Progression-free survival was slightly lower in the Keytruda group compared with the chemotherapy group (2.1 months versus 3.3 months), but the difference did not reach statistical significance, meaning it could have been attributable to chance.

However, response rates did favor immunotherapy. Overall response rates—meaning partial or complete tumor shrinkage—were 21.1 percent in the Keytruda group versus 11.0 percent in the chemotherapy group. Complete response rates were 9.3 percent and 2.9 percent, respectively. The median duration of response was 4.4 months in the chemotherapy group but was not reached in the Keytruda group because a majority of patients were still responding.

Overall survival was actually shorter for Keytruda recipients with higher levels of PD-L1 (the binding partner of PD-1) on their tumor cells and tumor-infiltrating immune cells—8.0 months versus 10.8 months for those with PD-L1 expression above and below 10 percent, respectively. Overall response rates were similar, 20.3 percent versus 19.9 percent, providing further evidence that PD-L1 expression is not a good predictor of treatment response. Those with higher PD-L1 levels did appear to have a longer duration of response, however.

Adverse events were more common in the chemotherapy group. Fatigue, nausea, loss of appetite, constipation, anemia, neutropenia and peripheral neuropathy were all substantially more likely with chemotherapy. More than 35 percent of chemotherapy recipients had hair loss compared with none of the Keytruda recipients. Itching and immune-related side effects such as hypothyroidism and lung inflammation occurred more often in the Keytruda group.

Bellmunt concluded that these long-term results show that this immunotherapy was superior to chemotherapy in terms of overall survival and safety, providing Level 1 evidence—the most persuasive kind—for making Keytruda the standard of care for recurrent urothelial cancer.

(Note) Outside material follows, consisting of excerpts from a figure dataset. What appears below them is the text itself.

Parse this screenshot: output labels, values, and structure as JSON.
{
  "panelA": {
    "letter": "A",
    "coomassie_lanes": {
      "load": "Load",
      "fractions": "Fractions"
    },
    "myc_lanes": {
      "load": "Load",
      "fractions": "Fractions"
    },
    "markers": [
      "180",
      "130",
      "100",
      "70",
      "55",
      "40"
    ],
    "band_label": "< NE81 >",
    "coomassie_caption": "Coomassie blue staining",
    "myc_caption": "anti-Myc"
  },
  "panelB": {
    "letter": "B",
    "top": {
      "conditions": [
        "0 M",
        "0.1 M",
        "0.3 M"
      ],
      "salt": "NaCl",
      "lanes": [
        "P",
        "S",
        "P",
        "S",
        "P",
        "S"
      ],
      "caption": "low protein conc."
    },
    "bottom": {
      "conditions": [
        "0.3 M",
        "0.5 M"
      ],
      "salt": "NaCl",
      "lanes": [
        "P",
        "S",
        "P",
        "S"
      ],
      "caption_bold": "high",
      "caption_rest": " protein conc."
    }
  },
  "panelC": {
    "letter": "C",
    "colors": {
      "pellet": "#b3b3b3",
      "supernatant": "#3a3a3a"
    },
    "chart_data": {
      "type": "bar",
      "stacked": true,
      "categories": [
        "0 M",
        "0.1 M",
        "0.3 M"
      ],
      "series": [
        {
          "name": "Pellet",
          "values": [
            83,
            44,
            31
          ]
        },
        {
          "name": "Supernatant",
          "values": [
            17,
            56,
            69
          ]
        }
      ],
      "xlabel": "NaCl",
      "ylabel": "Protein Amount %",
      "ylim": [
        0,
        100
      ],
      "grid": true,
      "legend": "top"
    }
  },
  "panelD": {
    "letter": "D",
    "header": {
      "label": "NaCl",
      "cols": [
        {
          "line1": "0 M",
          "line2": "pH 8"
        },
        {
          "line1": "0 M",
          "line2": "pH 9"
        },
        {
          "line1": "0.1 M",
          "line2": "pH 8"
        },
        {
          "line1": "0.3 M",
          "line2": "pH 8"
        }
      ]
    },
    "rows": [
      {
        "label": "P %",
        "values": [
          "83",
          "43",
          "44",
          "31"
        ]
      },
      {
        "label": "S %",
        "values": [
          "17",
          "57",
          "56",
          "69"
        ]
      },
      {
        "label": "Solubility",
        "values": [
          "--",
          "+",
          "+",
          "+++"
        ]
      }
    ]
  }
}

Commenting on the findings, Robert Jones, MD, PhD, of the University of Glasgow concluded that checkpoint inhibitors like Keytruda have role for many patients with advanced urothelial cancer, but they are often ineffective. As seen in long-term melanoma results, it appears there may be a long “tail” with immunotherapy for bladder cancer, meaning a portion of responders will continue to respond indefinitely, but longer follow-up is needed, Jones said.